The following is for one of the .wav files. All the files are quite similar (bouncing drumstick).
MATLAB output (blue):
Librosa output (green):
What I surmised so far
A graph of the normalised centroid values, overlapped with the waveform, by Librosa:
Both graphs have similar shape, especially the valleys and peaks which correspond to the hits and the silences respectively. This makes sense as the drum has a fundamental frequency of about 180 Hz (and lowest overtones at 300-500Hz), while during the silences, high frequency noise should dominate.
I care about the centroid values during the hits (the valleys), which are about 250Hz for MATLAB and 950Hz for Librosa. And of course, the difference in the general range is huge, with the background noise residing at ~600Hz for MATLAB and ~3000Hz (and much higher in other samples) for Librosa.
This is the problem.
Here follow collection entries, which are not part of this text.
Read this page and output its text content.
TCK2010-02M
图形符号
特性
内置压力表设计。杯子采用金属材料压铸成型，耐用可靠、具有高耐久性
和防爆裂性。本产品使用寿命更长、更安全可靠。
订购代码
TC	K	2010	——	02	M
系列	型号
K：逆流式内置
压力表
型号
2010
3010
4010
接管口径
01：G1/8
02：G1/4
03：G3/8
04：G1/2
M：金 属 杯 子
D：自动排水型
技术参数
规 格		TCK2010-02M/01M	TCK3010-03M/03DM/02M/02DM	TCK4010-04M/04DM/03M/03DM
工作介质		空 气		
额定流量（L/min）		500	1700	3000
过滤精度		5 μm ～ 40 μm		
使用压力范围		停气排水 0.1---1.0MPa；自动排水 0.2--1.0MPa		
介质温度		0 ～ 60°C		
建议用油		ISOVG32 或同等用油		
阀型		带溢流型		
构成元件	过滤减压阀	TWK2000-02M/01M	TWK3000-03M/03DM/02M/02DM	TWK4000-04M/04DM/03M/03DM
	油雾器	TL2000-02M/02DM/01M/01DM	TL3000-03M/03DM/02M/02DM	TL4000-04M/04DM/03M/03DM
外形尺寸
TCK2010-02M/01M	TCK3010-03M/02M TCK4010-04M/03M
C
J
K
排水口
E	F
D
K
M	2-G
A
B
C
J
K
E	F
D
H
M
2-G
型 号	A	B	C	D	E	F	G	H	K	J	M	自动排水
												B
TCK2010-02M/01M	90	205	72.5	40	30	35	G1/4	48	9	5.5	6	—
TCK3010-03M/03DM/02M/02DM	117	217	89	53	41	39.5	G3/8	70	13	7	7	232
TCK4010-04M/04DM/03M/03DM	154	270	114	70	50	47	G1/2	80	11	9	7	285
As MATLAB's result is significantly lower and less sensible (the centroid should be much higher due to the sheer amount of higher frequencies involved), hopefully someone can point out the issue in MATLAB's result and validate Librosa's result?
I have tried sampling a 440Hz pure sine wave (generated by online websites).
- The Librosa function gives a stable centroid value of ~445 Hz;
- The MATLAB function gives fluctuating centroid value between 435 and 455 Hz.
Since my sampling may be the issue, I have tried increasing the sample rate to increase the window size (as suggested by a friend):
- Increasing the sample rate for Librosa to 96000Hz, which lowers the centroid values by about 100Hz (hit = 850Hz)
- Increasing the sample rate for MATLAB (by interpolating the samples by 4 times), which lowers the centroid values by about 150Hz (hit = 50Hz) and creates a lot more fluctuations
audioIn2 = interp(audioIn(:,1), 4);
centroid = spectralCentroid(audioIn2,fs);
t = linspace(0,size(audioIn2,1)/fs,size(centroid,1));
Obviously, they are still miles apart.
What is the cause of this discrepancy and how should I remove it? Thanks!